Brona McVittie reports :: June 2006

I named our last cat after the famous Irish black beer because her mottled fur coat reminded me of a settling pint of Guinness. Had I £25 000 to spare, and were Guinness still alive, I might consider getting her cloned. But I’d be a little miffed with my new moggy because it’s unlikely she would resemble my beloved puss. The first cloned cat, Carbon Copy, was created in Texas from a calico cat like Guinness. But the kitty didn’t turn out to be a ‘carbon copy’ despite having identical DNA to her genetic ‘mother’ Rainbow.

This can be partly explained by an epigenetic phenomenon known as X-inactivation. Calico cats are always female, which means they have two X chromosomes in every cell. The gene for orange coat colour is located on the X chromosome, but there is another version (allele) of this gene that results in black fur. In female cats (XX), one X chromosome gets switched off (inactivated) in every cell, so if a female inherits one of each allele (orange and black) then her coat will exhibit patches of both colours.

The process of inactivation is random, which is why cloning a calico cat will never produce the same pattern. In the case of Carbon Copy, she was created from an egg cell that had its nucleus replaced with one from Rainbow. Although the cell from which Carbon Copy was cloned had one inactive X, the developmental programme reactivates both X-chromosomes, and the process of inactivation recurs in a random manner.
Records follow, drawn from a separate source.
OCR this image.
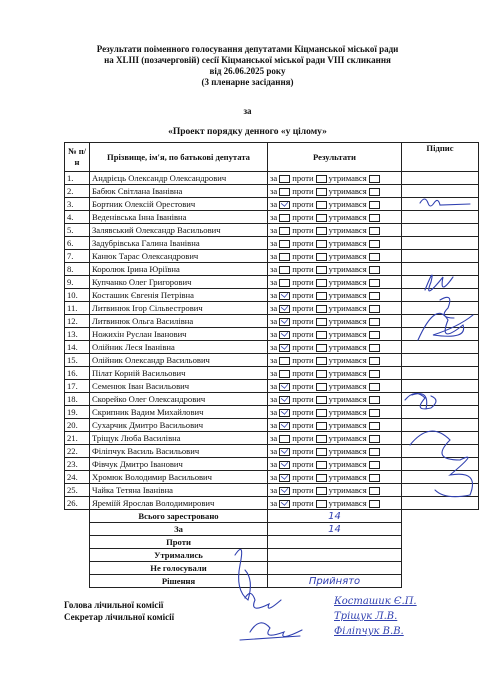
Результати поіменного голосування депутатами Кіцманської міської ради
на XLIII (позачерговій) сесії Кіцманської міської ради VIII скликання
від 26.06.2025 року
(3 пленарне засідання)
за
«Проект порядку денного «у цілому»
№ п/н	Прізвище, ім'я, по батькові депутата	Результати	Підпис
1.	Андрієць Олександр Олександрович	за проти утримався	
2.	Бабюк Світлана Іванівна	за проти утримався	
3.	Бортник Олексій Орестович	за проти утримався	
4.	Веденівська Інна Іванівна	за проти утримався	
5.	Залявський Олександр Васильович	за проти утримався	
6.	Задубрівська Галина Іванівна	за проти утримався	
7.	Канюк Тарас Олександрович	за проти утримався	
8.	Королюк Ірина Юріївна	за проти утримався	
9.	Купчанко Олег Григорович	за проти утримався	
10.	Косташик Євгенія Петрівна	за проти утримався	
11.	Литвинюк Ігор Сільвестрович	за проти утримався	
12.	Литвинюк Ольга Василівна	за проти утримався	
13.	Ножихін Руслан Іванович	за проти утримався	
14.	Олійник Леся Іванівна	за проти утримався	
15.	Олійник Олександр Васильович	за проти утримався	
16.	Пілат Корній Васильович	за проти утримався	
17.	Семенюк Іван Васильович	за проти утримався	
18.	Скорейко Олег Олександрович	за проти утримався	
19.	Скрипник Вадим Михайлович	за проти утримався	
20.	Сухарчик Дмитро Васильович	за проти утримався	
21.	Тріщук Люба Василівна	за проти утримався	
22.	Філіпчук Василь Васильович	за проти утримався	
23.	Фівчук Дмитро Іванович	за проти утримався	
24.	Хромюк Володимир Васильович	за проти утримався	
25.	Чайка Тетяна Іванівна	за проти утримався	
26.	Яреміїй Ярослав Володимирович	за проти утримався	
	Всього зарестровано	14	
	За	14	
	Проти		
	Утримались		
	Не голосували		
	Рішення	Прийнято	
Голова лічильної комісії
Секретар лічильної комісії
Косташик Є.П.
Тріщук Л.В.
Філіпчук В.В.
This results in an entirely different coat pattern even when two individuals are genetically identical.

The handful of millionaires that have banked the cells of their prized pets may be paying over the odds for an animal which has no guarantee of being the same. Instead of paying over £400 for the privilege and £50 annual maintenance, plus the rather exorbitant cloning fee when their pet pops its clogs, perhaps they might be persuaded to take in one of the many millions of abandoned pets that will otherwise be euthanised.